CSAT 5095. Experimental Design And Data Analysis. 3 Credit Hours.
The purpose of the course is to provide an introduction to experimental design and statistical analysis. The emphasis of the course will be on the selection and application of proper tests of statistical significance. Practical experience will be provided in the use of both parametric and nonparametric methods of statistical evaluation. Among the topics to be covered are: data reduction, types of distributions, hypothesis testing, scales of measurement, chi square analysis, the special case of the comparison of two groups; analysis of variance; a posteriori multiple comparisons tests, tests of the assumptions of parametric analyses, advanced forms of the analysis of variance, linear regression, and correlation analysis. This course involves the use of statistical software; therefore, access to a laptop or a computer with web access for classes and examinations is required.

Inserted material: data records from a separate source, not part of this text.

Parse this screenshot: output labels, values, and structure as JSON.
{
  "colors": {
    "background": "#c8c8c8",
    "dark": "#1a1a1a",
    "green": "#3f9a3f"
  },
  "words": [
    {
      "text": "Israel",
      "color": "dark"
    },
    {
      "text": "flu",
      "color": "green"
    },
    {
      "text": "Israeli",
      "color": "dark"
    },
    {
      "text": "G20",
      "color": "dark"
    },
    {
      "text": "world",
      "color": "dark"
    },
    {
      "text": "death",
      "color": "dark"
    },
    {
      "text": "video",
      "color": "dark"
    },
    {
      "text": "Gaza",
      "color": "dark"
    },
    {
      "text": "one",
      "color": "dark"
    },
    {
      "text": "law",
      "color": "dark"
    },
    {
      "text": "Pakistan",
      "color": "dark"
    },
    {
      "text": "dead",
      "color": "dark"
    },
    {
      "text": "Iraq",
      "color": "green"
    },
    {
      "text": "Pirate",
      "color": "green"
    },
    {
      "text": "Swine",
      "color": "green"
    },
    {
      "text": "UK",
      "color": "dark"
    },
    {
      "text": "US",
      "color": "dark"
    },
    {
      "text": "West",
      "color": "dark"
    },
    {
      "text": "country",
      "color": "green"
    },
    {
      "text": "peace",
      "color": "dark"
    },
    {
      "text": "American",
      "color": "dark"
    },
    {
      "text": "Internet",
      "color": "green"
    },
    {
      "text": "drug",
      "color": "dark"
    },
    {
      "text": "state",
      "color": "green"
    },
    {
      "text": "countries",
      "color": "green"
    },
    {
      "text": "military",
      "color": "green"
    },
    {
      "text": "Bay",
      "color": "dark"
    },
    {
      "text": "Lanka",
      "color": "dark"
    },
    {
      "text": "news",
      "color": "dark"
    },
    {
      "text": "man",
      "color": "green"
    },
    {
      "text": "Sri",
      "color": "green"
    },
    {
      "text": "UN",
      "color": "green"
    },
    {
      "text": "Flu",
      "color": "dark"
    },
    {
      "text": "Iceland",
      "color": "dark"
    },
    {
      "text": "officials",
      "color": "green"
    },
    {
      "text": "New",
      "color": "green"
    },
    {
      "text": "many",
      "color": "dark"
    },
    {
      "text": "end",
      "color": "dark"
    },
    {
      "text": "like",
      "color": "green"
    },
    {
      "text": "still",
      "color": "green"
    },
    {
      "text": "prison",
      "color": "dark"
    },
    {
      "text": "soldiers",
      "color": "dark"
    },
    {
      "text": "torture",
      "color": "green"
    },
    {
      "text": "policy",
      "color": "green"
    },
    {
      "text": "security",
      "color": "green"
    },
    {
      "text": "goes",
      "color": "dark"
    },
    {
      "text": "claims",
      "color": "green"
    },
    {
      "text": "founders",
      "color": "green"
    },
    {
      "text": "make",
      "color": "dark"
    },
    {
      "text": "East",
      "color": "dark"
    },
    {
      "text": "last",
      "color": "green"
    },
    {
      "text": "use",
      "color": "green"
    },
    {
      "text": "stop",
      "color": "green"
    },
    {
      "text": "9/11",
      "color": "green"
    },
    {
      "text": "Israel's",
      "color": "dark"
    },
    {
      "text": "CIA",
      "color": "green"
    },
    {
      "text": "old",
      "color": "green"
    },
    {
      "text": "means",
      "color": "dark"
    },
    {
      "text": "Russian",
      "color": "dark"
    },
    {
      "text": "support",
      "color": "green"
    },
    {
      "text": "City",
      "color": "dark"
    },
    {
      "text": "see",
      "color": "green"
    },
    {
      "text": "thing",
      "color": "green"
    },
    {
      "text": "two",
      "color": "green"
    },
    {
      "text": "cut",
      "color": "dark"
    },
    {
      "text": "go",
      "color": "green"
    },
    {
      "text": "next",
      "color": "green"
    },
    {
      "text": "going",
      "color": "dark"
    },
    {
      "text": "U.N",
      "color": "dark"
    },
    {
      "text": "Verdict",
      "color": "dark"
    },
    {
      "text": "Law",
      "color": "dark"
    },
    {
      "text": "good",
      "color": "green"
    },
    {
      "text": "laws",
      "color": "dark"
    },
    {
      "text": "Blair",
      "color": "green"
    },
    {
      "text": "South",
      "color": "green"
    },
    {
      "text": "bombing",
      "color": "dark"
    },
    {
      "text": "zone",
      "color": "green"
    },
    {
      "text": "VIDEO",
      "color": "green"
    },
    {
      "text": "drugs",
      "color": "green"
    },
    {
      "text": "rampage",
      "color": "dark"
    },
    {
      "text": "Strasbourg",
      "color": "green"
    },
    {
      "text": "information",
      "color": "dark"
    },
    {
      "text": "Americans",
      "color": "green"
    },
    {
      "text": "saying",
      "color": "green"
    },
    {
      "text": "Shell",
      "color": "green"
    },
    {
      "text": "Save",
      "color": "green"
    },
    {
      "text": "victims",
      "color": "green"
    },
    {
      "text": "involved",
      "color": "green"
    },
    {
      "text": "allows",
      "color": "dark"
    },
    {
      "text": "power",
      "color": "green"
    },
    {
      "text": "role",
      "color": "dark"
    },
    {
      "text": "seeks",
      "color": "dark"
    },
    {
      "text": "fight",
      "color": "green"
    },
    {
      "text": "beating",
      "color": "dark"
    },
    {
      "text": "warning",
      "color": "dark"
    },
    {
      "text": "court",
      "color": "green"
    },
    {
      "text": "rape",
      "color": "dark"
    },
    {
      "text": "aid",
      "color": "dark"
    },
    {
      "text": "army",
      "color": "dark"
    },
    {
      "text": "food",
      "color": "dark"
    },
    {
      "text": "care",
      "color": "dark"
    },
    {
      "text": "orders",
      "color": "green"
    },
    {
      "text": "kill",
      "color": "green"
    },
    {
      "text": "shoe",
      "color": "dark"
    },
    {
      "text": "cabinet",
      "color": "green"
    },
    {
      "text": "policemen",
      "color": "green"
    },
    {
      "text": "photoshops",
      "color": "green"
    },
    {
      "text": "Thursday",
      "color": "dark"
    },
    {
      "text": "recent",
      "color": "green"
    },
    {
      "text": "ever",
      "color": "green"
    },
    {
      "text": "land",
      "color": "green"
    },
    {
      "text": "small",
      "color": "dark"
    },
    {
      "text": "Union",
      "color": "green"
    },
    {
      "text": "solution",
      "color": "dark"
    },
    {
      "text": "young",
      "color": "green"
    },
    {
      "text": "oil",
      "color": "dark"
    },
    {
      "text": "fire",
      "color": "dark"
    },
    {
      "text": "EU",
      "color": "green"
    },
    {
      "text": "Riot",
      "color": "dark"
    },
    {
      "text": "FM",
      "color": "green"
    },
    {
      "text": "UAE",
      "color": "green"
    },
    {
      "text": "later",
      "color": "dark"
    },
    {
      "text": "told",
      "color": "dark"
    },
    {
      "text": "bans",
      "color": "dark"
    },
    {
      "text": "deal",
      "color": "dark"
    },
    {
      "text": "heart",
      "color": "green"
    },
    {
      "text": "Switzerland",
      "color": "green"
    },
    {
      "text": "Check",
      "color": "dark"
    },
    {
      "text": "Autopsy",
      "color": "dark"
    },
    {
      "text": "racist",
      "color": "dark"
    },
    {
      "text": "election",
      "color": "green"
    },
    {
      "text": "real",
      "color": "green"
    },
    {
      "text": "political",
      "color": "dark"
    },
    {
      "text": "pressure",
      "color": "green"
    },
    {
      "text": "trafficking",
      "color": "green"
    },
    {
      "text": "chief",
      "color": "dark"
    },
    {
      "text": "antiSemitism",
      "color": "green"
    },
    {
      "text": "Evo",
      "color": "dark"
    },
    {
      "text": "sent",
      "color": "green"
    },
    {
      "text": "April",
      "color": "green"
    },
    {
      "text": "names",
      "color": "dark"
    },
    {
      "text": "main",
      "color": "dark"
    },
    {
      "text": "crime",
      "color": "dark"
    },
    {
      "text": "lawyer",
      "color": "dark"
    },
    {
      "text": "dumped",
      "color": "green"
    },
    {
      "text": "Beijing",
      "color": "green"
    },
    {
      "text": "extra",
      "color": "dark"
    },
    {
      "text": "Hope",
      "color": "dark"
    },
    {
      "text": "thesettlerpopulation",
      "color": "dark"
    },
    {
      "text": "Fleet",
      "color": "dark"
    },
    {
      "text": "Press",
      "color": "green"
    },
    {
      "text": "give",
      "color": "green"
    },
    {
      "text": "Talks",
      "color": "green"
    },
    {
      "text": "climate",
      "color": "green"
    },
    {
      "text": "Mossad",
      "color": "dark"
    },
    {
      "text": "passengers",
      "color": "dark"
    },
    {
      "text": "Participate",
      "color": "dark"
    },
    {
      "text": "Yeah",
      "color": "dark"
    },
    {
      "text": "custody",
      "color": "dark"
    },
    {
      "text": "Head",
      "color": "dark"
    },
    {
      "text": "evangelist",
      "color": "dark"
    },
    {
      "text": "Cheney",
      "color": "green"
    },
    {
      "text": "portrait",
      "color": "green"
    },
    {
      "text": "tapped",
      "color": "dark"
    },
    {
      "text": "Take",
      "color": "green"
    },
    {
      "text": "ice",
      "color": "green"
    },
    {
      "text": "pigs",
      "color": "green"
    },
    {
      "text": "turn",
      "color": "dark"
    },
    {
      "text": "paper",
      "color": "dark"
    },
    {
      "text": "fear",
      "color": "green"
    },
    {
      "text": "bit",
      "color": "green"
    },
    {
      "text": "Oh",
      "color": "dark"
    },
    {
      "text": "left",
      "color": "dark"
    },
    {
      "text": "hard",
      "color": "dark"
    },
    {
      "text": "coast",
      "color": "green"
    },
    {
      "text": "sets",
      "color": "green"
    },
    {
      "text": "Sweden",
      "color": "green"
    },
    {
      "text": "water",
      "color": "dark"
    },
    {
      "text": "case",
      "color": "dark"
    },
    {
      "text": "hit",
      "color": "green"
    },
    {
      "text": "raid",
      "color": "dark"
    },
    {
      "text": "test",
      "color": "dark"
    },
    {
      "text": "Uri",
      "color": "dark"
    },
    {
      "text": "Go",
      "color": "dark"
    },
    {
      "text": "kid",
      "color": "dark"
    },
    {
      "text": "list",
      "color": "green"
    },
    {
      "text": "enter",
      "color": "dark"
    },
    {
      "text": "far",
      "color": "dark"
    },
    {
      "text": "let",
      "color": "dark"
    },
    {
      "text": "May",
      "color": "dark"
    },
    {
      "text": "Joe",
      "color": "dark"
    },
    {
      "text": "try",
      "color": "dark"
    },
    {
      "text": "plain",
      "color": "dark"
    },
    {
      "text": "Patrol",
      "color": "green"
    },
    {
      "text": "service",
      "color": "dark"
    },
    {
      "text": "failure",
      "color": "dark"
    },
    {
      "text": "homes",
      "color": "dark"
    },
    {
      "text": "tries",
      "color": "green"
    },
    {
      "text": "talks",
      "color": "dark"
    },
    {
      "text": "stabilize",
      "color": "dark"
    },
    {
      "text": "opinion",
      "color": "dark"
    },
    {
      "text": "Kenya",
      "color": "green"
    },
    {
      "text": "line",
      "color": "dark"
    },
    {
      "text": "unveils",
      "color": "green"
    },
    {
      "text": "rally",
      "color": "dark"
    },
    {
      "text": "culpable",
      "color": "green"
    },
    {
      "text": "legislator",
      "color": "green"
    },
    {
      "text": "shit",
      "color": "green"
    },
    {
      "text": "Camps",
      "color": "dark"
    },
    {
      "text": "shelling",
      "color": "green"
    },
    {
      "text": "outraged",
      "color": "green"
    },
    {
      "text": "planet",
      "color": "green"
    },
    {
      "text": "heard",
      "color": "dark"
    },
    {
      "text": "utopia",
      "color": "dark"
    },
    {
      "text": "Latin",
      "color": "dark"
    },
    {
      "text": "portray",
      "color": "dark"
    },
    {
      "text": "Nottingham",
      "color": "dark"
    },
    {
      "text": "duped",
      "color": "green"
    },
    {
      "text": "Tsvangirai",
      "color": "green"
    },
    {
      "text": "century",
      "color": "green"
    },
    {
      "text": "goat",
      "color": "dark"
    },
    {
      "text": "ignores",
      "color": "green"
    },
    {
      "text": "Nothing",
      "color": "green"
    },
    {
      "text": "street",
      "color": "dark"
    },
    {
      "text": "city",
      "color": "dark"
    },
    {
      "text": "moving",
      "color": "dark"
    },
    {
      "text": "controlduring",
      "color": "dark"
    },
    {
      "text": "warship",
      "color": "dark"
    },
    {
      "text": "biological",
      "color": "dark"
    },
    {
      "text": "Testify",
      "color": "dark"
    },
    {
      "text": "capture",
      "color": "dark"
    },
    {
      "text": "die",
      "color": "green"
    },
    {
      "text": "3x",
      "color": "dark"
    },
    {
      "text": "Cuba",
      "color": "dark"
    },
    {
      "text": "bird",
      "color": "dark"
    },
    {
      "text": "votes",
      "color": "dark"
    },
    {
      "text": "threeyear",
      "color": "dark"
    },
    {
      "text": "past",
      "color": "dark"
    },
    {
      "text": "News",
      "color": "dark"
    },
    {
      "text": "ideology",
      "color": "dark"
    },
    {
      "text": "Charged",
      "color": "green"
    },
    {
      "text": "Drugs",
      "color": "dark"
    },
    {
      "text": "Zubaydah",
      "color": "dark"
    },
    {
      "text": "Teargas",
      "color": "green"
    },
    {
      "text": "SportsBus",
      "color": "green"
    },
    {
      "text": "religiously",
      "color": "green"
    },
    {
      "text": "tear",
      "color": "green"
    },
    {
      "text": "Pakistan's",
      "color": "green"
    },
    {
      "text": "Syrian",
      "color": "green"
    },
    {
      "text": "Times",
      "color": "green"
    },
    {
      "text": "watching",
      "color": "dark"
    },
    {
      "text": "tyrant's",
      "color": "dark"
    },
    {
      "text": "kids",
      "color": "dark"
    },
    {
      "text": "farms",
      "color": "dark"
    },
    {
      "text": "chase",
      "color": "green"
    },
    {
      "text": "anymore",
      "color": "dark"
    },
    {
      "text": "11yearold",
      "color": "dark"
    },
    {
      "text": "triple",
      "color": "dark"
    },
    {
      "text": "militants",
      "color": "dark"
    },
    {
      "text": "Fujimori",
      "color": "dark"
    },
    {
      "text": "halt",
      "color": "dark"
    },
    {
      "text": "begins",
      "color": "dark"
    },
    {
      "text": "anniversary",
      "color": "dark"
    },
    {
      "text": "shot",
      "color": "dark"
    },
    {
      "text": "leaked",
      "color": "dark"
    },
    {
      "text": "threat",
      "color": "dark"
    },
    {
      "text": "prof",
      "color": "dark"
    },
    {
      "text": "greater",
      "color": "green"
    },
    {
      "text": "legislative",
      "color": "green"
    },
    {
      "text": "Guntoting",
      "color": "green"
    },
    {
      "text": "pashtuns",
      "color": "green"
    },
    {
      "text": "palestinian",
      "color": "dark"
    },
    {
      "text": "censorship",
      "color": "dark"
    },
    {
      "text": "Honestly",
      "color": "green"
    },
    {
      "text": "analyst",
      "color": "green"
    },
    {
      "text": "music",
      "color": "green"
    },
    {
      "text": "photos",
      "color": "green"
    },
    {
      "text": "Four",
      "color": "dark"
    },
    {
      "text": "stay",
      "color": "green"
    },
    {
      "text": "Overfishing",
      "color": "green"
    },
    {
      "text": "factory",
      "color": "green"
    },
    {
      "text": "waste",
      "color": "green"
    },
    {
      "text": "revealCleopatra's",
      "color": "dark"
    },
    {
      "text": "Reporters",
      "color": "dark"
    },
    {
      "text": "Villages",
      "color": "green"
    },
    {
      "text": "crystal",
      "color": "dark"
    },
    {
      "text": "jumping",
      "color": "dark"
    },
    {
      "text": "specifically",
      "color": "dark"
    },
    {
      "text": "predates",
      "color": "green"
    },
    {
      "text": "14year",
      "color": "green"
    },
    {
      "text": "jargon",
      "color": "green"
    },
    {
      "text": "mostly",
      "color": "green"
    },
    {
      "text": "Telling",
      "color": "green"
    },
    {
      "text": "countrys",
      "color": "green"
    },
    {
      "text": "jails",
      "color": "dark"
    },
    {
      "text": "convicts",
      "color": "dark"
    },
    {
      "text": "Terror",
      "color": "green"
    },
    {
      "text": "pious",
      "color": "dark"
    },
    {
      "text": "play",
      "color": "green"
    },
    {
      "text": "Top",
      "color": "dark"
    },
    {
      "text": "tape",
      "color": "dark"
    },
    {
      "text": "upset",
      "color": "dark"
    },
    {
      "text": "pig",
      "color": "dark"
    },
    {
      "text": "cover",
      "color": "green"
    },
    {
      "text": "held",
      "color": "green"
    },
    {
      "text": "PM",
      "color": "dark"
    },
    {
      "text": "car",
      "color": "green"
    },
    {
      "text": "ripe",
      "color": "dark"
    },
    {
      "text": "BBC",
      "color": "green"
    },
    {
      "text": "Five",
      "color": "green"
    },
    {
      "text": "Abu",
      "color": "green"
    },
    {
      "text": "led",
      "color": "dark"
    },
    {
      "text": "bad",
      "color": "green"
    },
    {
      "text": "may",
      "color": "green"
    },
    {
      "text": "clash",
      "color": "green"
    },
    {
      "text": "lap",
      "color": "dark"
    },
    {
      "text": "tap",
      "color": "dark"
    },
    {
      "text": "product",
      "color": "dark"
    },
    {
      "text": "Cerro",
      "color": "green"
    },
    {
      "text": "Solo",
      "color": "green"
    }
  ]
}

RADI 5015. Physics Of Diagnostic Imaging 1. 3 Credit Hours.
This course introduces the student to the basic principles and radiological practice using noninvasive imaging systems. Topics include production of x-rays, interaction of radiation with matter, and the physics of imaging using computed tomography, ultrasound, and magnetic resonance. Prerequisites: consent of instructor.
TSCI 5070. Responsible Conduct of Research. 2 Credit Hours.
This interdisciplinary course is designed to train participants in the responsible conduct of patient-oriented clinical research. Students will have the opportunity to learn to and, by the end of the course, be required to: (1) delineate a history of hallmark abuses of humans enrolled in clinical research; (2) describe the evolution of national and international codes and regulations guiding inclusion of human subjects in clinical investigations; (3) list the elements of informed consent and describe procedures and precautions for enrolling special populations into clinical investigation; (4) write a consent form in understandable language; (5) recognize different forms of scientific misconduct; (6) describe the role and processes of a peer review board to judge violations in research ethics; (7) develop strategies for self-assessment and validation of scientific objectivity in one's own research; and (8) recognize the ethical responsibilities and consequences of whistle blowing.